In the new report, Total CEO Patrick Pouyanné noted that investors had pushed the company to shift its business model.

“Our stakeholders are voicing higher expectations, understandably so,” he said. “Now it’s time for us to step up and explain how our strategies tangibly reflect this engagement."

Oil firm Total unveiled a strategy to lessen its contribution to climate change on May 24, 2016. Workers in France have criticized the company for supporting controversial labor reforms there.
Oil firm Total unveiled a strategy to lessen its contribution to climate change on May 24, 2016. Workers in France have criticized the company for supporting controversial labor reforms there.
Robert Pratta / Reuters

Total has been investing in renewable energy for several years. In 2011, the firm purchased a controlling stake in SunPower, an American solar energy firm. In May, the company acquired battery maker Saft. The company billed the move as a bid to expand its renewable energy investments.

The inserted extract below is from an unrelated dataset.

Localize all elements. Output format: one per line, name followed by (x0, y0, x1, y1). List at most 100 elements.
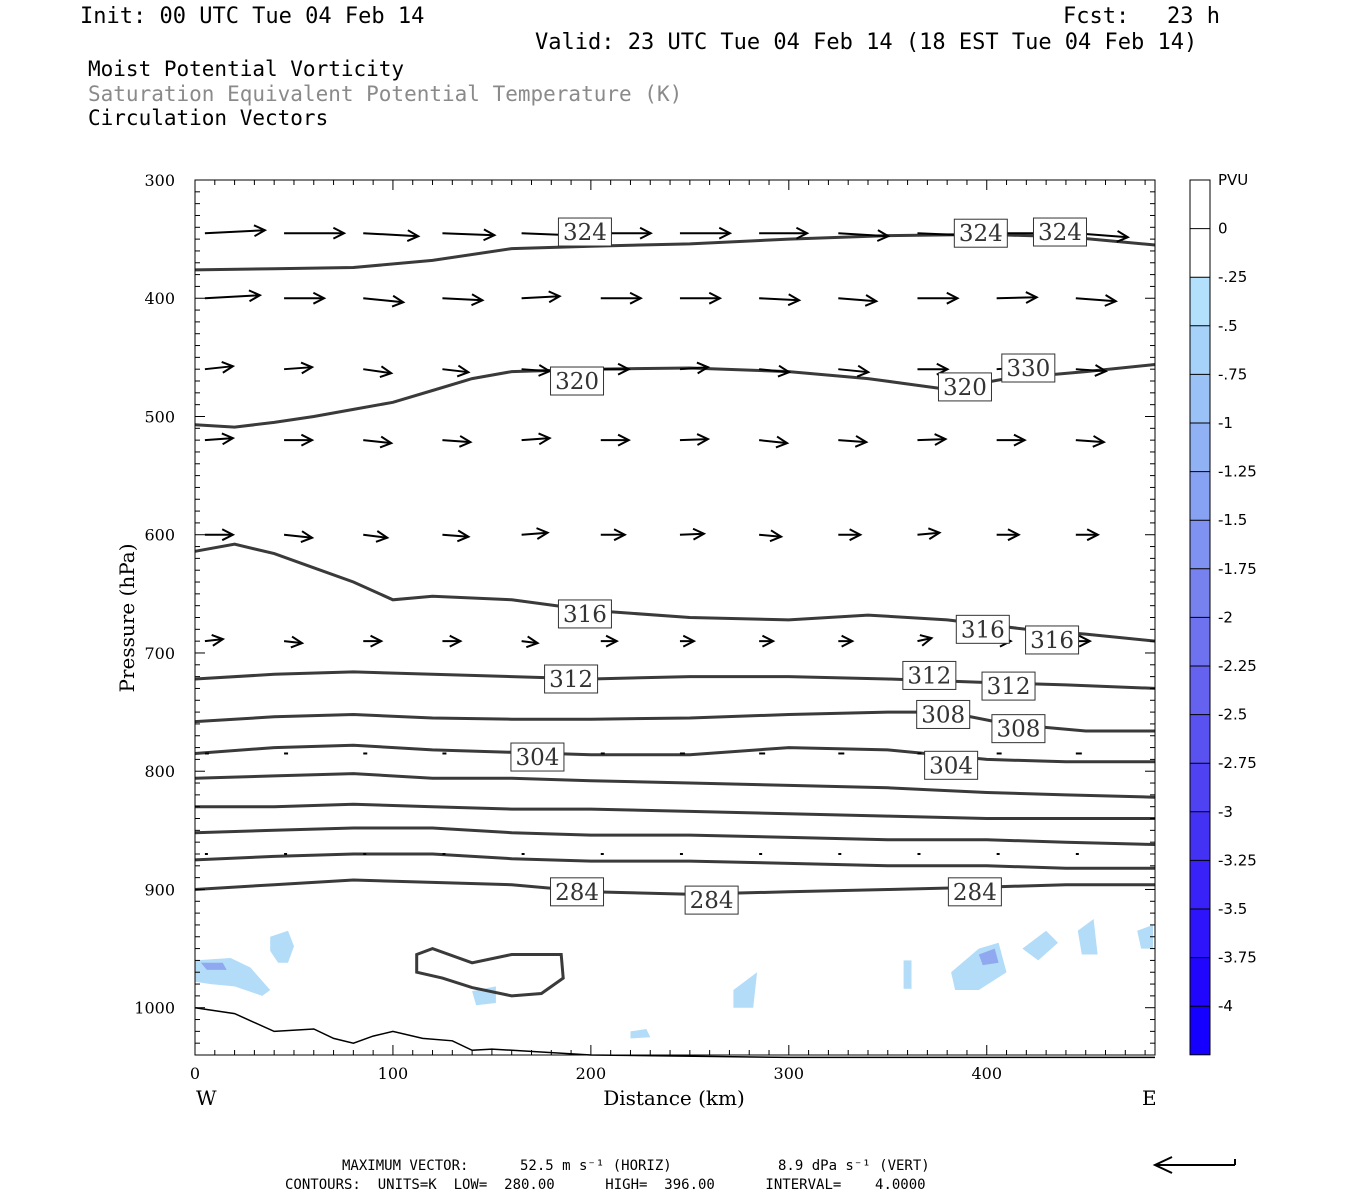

For an oil company, investing in renewable energy could be a prudent financial move. Oil prices, while slowly rising, remain low, and the renewable energy sector is growing. The volatility of the oil market is pushing several companies with large stakes in fossil fuels, including the Saudi Arabian-owned Aramco, to invest heavily in renewable energies.

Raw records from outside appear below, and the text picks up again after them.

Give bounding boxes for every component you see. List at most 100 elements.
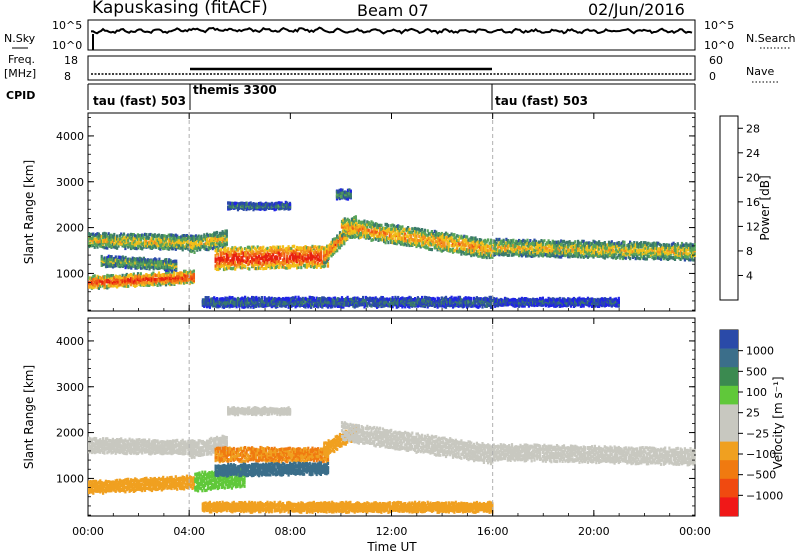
radar-cell xyxy=(239,262,243,266)
radar-cell xyxy=(318,248,321,252)
radar-cell xyxy=(236,248,240,252)
radar-cell xyxy=(177,239,180,243)
radar-cell xyxy=(290,250,293,254)
radar-cell xyxy=(244,260,247,264)
radar-cell xyxy=(231,298,234,302)
radar-cell xyxy=(572,250,576,254)
radar-cell xyxy=(319,297,323,301)
radar-cell xyxy=(512,251,515,255)
radar-cell xyxy=(547,253,550,257)
radar-cell xyxy=(350,228,354,233)
radar-cell xyxy=(451,238,455,242)
radar-cell xyxy=(436,242,439,246)
radar-cell xyxy=(222,247,226,251)
radar-cell xyxy=(265,256,268,260)
radar-cell xyxy=(357,219,361,223)
radar-cell xyxy=(366,228,369,232)
radar-cell xyxy=(96,232,99,236)
radar-cell xyxy=(93,280,96,284)
radar-cell xyxy=(283,248,286,252)
radar-cell xyxy=(135,261,139,265)
radar-cell xyxy=(248,303,251,307)
radar-cell xyxy=(405,243,408,247)
radar-cell xyxy=(154,262,157,266)
radar-cell xyxy=(395,239,398,244)
radar-cell xyxy=(527,244,531,248)
radar-cell xyxy=(304,305,307,309)
radar-cell xyxy=(155,242,158,246)
radar-cell xyxy=(97,236,101,240)
radar-cell xyxy=(337,245,340,249)
radar-cell xyxy=(224,229,227,233)
radar-cell xyxy=(612,253,615,257)
radar-cell xyxy=(143,238,147,242)
radar-cell xyxy=(109,243,112,247)
radar-cell xyxy=(363,219,366,223)
radar-cell xyxy=(253,266,257,271)
radar-cell xyxy=(342,229,345,233)
radar-cell xyxy=(206,234,209,238)
radar-cell xyxy=(558,241,561,245)
radar-cell xyxy=(466,241,469,245)
radar-cell xyxy=(539,248,542,252)
radar-cell xyxy=(360,235,363,239)
radar-cell xyxy=(246,297,250,301)
radar-cell xyxy=(113,256,116,261)
radar-cell xyxy=(103,278,106,282)
radar-cell xyxy=(690,254,694,258)
radar-cell xyxy=(235,264,238,268)
radar-cell xyxy=(169,265,172,269)
radar-cell xyxy=(117,279,120,283)
radar-cell xyxy=(175,262,178,266)
radar-cell xyxy=(154,257,157,261)
radar-cell xyxy=(345,219,348,223)
radar-cell xyxy=(414,232,417,236)
radar-cell xyxy=(249,254,252,258)
radar-cell xyxy=(344,238,347,242)
radar-cell xyxy=(554,240,557,244)
radar-cell xyxy=(378,234,382,238)
radar-cell xyxy=(326,253,329,257)
radar-cell xyxy=(592,253,595,257)
radar-cell xyxy=(664,243,667,247)
radar-cell xyxy=(324,249,327,253)
radar-cell xyxy=(152,237,155,241)
radar-cell xyxy=(296,299,299,303)
radar-cell xyxy=(143,232,147,236)
radar-cell xyxy=(118,239,121,243)
radar-cell xyxy=(407,228,410,232)
radar-cell xyxy=(627,249,630,253)
radar-cell xyxy=(592,246,595,251)
radar-cell xyxy=(217,267,220,272)
radar-cell xyxy=(526,250,529,254)
radar-cell xyxy=(304,253,307,257)
radar-cell xyxy=(145,276,148,280)
radar-cell xyxy=(265,257,268,262)
radar-cell xyxy=(397,235,400,239)
radar-cell xyxy=(287,299,290,303)
radar-cell xyxy=(377,238,380,242)
radar-cell xyxy=(225,252,228,256)
radar-cell xyxy=(252,250,255,254)
radar-cell xyxy=(132,236,135,240)
radar-cell xyxy=(155,277,158,282)
radar-cell xyxy=(330,247,333,251)
radar-cell xyxy=(591,253,594,257)
radar-cell xyxy=(425,240,428,244)
radar-cell xyxy=(383,232,386,236)
radar-cell xyxy=(489,244,493,248)
radar-cell xyxy=(510,244,514,248)
radar-cell xyxy=(433,241,436,245)
radar-cell xyxy=(265,304,268,308)
radar-cell xyxy=(620,241,623,245)
radar-cell xyxy=(340,296,344,300)
radar-cell xyxy=(363,222,366,226)
radar-cell xyxy=(470,243,473,247)
radar-cell xyxy=(220,253,223,257)
radar-cell xyxy=(118,259,122,263)
radar-cell xyxy=(399,231,403,235)
radar-cell xyxy=(196,247,199,251)
radar-cell xyxy=(259,257,262,261)
radar-cell xyxy=(107,278,110,282)
radar-cell xyxy=(203,298,206,302)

Despite forays into renewables, Total is far from perfect. The company expects oil will continue to make up 50 percent of its energy mix by 2035, and the firm continues to explore new oil reserves in places like the North Sea. Total has also come under fire for supporting labor reforms in France that make it easier for companies to dock pay and sack employees.

At the end of the day, the company still sells a product that contributes to sea-level rise, drought, intense storms and a host of related problems.

“While [Total's] announcement stands in stark contrast to the actions we’re witnessing from companies like ExxonMobil and Chevron, it alone is not enough," John Coequyt, global climate policy director at the Sierra Club, said in a release. "The only real strategy for effectively tackling the climate crisis is to transition off of outdated dirty fuels and move toward 100% clean, renewable energy."

For environmental activist Bill McKibben, the best way to pressure oil companies to ditch fossil fuels is to divest from them altogether. Simply nudging them to adopt more climate-friendly practices is not enough, he said.

“Everyone's under pressure now, and as some [oil companies] start to crack, others will feel the need to follow suit,” McKibben told The Huffington Post. “The question is whether we can make it happen in time to catch up with the daunting physics of climate change.”

McKibben doesn’t think that’s likely. “It's now part of the conventional wisdom that the fossil fuel industry has more carbon in its reserves than we can ever burn -- that's why the divestment movement has been so successful.”